だからさっき、こんな時間にって言っていたのか。


街の中央の塔を守ってるんだよな、ポーンは。


俺達が最初にあの怪物に会ったのは、そんなはぐれポーンだったのかな。


「それにね、戦闘終了時間になれば、自分の陣地にいれば、負った傷は回復するの。だからそれまでゆっくり休める場所が欲しかったのよ。ただそれだけ。ちょっと期待しちゃったかな?」


そういう事だったのか……ちょっとと言わず、かなり期待してしまったのが恥ずかしい。


と、同時に、凄まじいガッカリ感に襲われる。


「そ、そんな事はないですよ。
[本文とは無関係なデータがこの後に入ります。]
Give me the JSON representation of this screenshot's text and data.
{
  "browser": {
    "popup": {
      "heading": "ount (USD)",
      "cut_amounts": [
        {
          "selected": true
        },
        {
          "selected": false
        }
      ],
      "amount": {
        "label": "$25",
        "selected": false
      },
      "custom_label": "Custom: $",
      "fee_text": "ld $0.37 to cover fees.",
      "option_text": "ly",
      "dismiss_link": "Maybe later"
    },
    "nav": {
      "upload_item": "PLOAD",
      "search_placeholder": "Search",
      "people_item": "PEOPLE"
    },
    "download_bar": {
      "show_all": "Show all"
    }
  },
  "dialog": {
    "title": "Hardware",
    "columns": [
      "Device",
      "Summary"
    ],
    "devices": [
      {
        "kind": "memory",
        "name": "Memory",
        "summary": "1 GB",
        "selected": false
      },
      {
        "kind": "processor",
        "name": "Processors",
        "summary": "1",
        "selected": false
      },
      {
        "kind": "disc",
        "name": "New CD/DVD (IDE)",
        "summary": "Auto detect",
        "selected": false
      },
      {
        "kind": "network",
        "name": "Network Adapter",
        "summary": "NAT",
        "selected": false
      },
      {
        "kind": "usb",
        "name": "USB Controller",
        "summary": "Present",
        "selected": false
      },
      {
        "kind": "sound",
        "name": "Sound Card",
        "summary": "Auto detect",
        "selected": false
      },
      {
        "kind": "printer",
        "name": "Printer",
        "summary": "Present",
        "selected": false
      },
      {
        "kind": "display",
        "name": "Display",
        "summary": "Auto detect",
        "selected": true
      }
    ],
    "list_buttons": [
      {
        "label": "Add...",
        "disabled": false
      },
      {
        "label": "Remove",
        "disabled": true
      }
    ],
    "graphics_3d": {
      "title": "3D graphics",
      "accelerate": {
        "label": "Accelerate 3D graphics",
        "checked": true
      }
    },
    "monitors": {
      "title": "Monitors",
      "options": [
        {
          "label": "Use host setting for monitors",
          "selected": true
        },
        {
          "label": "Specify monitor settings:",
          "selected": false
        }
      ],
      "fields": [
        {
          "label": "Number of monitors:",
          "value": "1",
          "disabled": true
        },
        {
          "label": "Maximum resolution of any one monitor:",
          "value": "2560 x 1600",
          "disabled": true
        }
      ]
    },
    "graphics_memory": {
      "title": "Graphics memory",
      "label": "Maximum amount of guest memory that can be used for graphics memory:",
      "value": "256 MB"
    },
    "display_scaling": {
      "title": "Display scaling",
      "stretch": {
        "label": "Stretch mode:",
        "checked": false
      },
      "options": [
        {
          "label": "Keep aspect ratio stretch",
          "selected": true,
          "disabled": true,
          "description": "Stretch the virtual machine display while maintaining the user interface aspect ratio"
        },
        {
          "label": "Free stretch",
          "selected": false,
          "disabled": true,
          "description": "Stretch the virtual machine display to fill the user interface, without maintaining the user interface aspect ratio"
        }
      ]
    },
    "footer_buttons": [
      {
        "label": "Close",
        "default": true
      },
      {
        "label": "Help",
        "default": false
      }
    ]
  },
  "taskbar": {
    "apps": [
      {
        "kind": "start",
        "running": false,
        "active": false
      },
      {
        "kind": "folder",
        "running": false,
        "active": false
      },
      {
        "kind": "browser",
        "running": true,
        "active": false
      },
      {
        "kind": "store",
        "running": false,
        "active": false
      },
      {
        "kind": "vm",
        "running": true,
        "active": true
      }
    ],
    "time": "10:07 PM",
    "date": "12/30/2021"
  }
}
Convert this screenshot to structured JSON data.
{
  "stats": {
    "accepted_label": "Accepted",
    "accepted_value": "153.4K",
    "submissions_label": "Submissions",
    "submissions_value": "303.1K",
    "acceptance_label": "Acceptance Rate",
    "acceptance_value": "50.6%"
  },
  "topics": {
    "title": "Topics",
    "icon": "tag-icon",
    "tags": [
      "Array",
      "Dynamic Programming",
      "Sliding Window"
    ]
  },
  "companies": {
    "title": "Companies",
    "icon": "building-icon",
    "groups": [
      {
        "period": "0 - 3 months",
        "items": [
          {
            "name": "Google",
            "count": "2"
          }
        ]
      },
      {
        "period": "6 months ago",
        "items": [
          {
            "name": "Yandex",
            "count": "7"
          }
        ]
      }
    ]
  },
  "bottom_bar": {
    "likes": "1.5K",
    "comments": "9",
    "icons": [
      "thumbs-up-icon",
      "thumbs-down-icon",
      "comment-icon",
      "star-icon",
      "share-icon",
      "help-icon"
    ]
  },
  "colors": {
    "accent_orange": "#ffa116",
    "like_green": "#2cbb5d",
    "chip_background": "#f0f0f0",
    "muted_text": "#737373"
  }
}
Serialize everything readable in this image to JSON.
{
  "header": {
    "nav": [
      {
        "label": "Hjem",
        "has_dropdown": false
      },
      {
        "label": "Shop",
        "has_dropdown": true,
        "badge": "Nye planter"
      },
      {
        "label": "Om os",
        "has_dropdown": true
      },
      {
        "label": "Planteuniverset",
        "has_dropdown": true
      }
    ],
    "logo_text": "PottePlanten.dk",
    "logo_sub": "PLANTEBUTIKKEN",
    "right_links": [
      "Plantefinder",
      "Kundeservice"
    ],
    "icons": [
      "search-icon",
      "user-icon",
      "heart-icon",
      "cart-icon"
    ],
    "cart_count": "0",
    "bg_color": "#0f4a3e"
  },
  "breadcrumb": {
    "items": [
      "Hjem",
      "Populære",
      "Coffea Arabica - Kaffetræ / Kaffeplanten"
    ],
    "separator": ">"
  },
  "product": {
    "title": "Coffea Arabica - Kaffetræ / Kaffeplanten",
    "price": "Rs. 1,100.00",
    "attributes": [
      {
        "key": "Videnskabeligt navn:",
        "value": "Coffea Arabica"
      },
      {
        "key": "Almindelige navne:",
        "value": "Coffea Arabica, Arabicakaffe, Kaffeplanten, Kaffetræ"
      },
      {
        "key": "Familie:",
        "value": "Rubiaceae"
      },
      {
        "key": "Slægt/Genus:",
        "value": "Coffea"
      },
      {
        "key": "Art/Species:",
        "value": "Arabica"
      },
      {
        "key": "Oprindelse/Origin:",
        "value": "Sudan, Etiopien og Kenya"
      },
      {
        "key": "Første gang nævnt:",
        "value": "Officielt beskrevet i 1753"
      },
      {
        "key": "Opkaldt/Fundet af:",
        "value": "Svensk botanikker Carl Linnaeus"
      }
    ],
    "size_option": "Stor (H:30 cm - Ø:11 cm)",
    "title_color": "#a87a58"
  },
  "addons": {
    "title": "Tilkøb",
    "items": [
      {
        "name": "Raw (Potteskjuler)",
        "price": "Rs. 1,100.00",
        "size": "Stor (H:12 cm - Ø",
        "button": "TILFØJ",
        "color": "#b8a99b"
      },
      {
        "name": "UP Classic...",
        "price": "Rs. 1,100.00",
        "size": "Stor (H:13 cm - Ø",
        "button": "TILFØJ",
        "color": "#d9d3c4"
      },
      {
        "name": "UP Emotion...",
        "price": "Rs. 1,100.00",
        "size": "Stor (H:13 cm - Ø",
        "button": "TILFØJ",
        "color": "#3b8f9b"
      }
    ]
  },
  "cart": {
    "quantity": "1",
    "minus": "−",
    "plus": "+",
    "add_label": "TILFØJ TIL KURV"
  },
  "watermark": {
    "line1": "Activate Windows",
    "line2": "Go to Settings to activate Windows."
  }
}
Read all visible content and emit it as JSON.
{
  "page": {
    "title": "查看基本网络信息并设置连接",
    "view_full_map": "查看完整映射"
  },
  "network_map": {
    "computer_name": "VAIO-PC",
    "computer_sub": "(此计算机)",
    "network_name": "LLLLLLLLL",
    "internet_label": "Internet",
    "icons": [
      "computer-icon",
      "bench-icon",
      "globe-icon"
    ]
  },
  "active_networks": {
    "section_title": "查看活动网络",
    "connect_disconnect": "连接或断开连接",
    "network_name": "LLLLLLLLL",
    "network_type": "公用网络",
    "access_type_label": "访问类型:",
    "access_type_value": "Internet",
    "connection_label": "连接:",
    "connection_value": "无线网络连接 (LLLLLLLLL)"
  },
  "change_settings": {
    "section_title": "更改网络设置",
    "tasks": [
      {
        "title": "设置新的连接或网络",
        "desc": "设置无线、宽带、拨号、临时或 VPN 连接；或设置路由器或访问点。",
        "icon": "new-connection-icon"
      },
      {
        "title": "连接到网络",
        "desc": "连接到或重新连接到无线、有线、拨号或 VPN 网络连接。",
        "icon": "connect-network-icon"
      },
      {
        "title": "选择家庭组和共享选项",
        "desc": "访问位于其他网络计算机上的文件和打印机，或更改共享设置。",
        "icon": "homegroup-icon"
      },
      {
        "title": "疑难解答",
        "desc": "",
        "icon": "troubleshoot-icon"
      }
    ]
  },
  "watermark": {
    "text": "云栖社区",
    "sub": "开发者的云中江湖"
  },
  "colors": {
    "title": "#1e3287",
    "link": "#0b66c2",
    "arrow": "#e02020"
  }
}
奈央さんの事だから、絶対にこれにも意味があるんだと思ってましたから……」


なんて強がりを言ってみせた。


それにしても、戦闘が終わったら傷が回復するなんて、本当にゲームみたいだな。


腕が折れたかもしれないから、それは助かるんだけど。


スマホアプリと、オンラインゲームが混じったようなシステム。


どうしてこんな事が起こり得るのか……学校の教室にいた俺がここにいる事ですら説明が出来ないのだから、俺に分かる事なんて何もなかった。